The law is part of efforts to crack down on the use and sale of unapproved stem cell treatments, some of which are being hawked as cures for a range of diseases with few or no treatment options, like ALS, autism and spinal cord injuries.

California’s SB 512, which requires any health provider administering non-FDA approved stem cell treatments to post a notice and provide a handout about how the procedure has not been approved by FDA, also would impose maximum fines of $1,000 for each violation of the law.

Leigh Turner, associate professor at the Center for Bioethics at the University of Minnesota, told Focus via email: "Perhaps fewer patients will choose to pay for unproven and unlicensed stem cell interventions if they are aware that such products have not been approved by the FDA...However, the new legislation has limitations. For example, it requires health care practitioners to disclose that advertised stem cell interventions are not FDA approved, but the bill provides no guidance concerning how the risks associated with receiving such interventions ought to be discussed with patients.

"Also, the bill emphasizes disclosure and transparency, but it does not address the fundamental question of why health care practitioners are allowed to get away with selling what in some instances are cell-based interventions with genuine risks to patients and little or no prospect of therapeutic benefit," Turner, who's published a paper in Cell on the direct-to-consumer stem cell industry, wrote.  

The California law comes in direct contrast to a Texas law from June that blocks the Texas Medical Board from revoking, failing to renew or suspending a physician’s license based on his or her recommendations regarding access to or the use of a stem cell therapy.

But it's unclear what direction other states are taking. Turner added: "I haven’t noticed comparable legislation or draft bills in other states. California’s Bill 512, acknowledging its limitations, provides a model for how other states might craft legislation intended to protect patients from inaccurate marketing claims about so-called stem cell 'treatments.'"
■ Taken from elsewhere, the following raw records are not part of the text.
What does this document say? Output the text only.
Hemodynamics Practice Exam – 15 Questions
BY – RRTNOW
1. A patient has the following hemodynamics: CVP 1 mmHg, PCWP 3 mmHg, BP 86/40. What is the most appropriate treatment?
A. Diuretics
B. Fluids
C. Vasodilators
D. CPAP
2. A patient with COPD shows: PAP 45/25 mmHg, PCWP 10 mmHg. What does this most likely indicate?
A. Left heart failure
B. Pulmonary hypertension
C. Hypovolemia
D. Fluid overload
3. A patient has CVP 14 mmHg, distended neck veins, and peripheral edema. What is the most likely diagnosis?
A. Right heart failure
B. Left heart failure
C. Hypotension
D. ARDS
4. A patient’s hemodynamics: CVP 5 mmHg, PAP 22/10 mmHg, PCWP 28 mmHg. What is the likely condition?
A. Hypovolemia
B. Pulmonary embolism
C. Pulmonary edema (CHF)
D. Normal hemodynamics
FDA, meanwhile, said in late August that it is advancing a new framework to better regulate stem cell therapies later this autumn. The plan for the framework was sent out alongside a warning letter for a Florida stem cell clinic, known as US Stem Cell Clinic, and a news release on US Marshals seizing five vials of a vaccine FDA says is reserved for people at high risk for smallpox, such as military personnel.

But so far, FDA has been criticized for failing to crack down on the hundreds of companies nationwide selling unapproved and often unproven stem cell treatments. The agency so far has only issued a limited number of warning letters to companies like Cell Vitals in 2014, Irvine Stem Cell Treatment Center in 2015 and Lavian in 2016.

Updated 10/5/17 with comments from University of Minnesota's Leigh Turner.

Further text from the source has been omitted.